That said, I doubt that the 55-grain bullet is really a good idea. SFAIK, any bullets below 60 or so grains are designed as varmint bullets; they're designed to "blow up" readily on small critters such as prairie dogs and woodchucks. They'll work on coyotes, of course.

Modern days' R&D and bullet technology is such that bullets of around 65 and 70 grains will work on larger animals such as deer. Thicker jackets, better penetration.

Range limits? Personally, with a relatively marginal bullet, I'd say the limit should be that at which you begin to lose the ability to make that perfect or near-perfect shot. For me, with a .243, my self-imposed limit is roughly 200 yards. That's about the limit for a neck shot from a hasty rest in the field, or a specific heart shot on a cross-body view. I won't take an angling shot with the .243 like I would with my '06.

FWIW, Art

Scorch
October 15, 2007, 02:50 AM
I have to agree with Art, with one exception. Most bullets for the 22-250 are varminting bullets. Although they might kill a deer, they also might not. Federal loads the 60 gr Nosler Partition for the 22-250. If you feel you just have to shoot a deer with your 22-250, try the Federal Premium load with the Noslers.

FirstFreedom
October 15, 2007, 08:18 AM
Yes, ditto on the 60 gr nosler, or the 64 gr winchester power point....

*IF* you can get these to shoot well in your rifle.


Range - the bullets will slow down fast, having poor BCs, but it should still be good to 275-300 yards or so, if you know your trajectory and can make the hit.

Better yet, use a bigger gun. For example, with a .243 win and the right bullet, having far more retained energy, I'd feel comfortable shooting to 350-375 yards or so - that is, if conditions were nearly perfect and I knew the range etc.

mikejonestkd
October 15, 2007, 08:33 AM
IMO, for Red deer you are way past the capabilities of a .22-250 with any bullet. Those deer weigh up to 600 pounds!!! Please get an appropriate caliber for red deer.

For small deer you would do ok, but not ideal with a .22-250 with a fairly heavy 60 gr partition/ 64 gr powerpoint or 55 bonded soft point.

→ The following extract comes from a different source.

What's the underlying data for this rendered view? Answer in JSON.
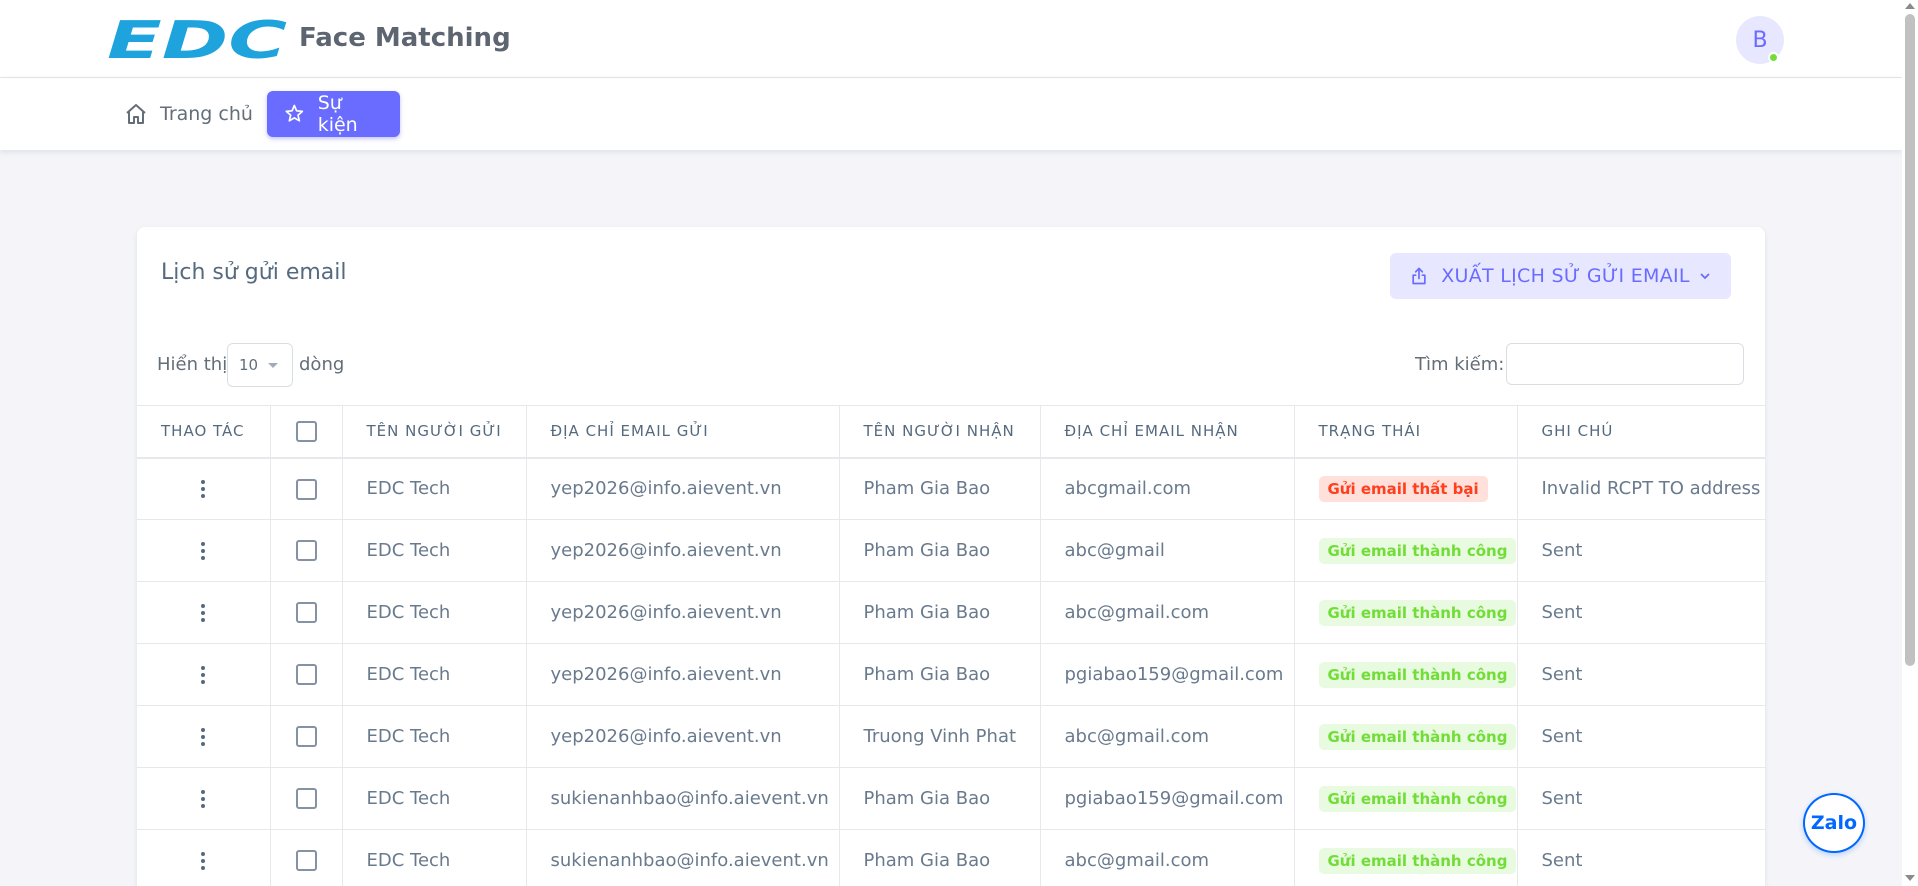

There are simliar threads already runing in this forum on the .22-250 for deer, please check these out at:


http://www.thefiringline.com/forums/showthread.php?t=262800&highlight=castnblast

http://www.thefiringline.com/forums/showthread.php?t=233844&highlight=castnblast

hunter33
October 15, 2007, 10:36 AM
I agree with them but i do use the 22-250 for my deer hunting with 55 gr and only takes 1 shot every time have never had any problems you just i have to know your gun and your max range

castnblast
October 16, 2007, 04:21 PM
Bullet selection is ultra critical w/ this caliber. There are so many that have thin jackets that won't work on deer. However, go back and search my posts, there are some really graphic pics of the internal damage a 55gr Sierra Game King did to a deer last year, shot smack in the shoulder. It blew the ever living begizies out of the lungs and heart, stayed intact, and was lodged between the skin and meat on the opposite shoulder. I think Federal loads the 55gr Trophy bonded Bear claw. That is the top bullet for what you are trying to do, at least what is available by the ammo co.'s. If you reload, Use the 55 gr. Sierra Game King, BTSP. It has a thicker jacket, and is the bullet I used on the deer I shot last year. It is not designed to blow up like most 22 cal bullets. Federal loads the same bullet in a HP, and it holds together pretty much like the SP version.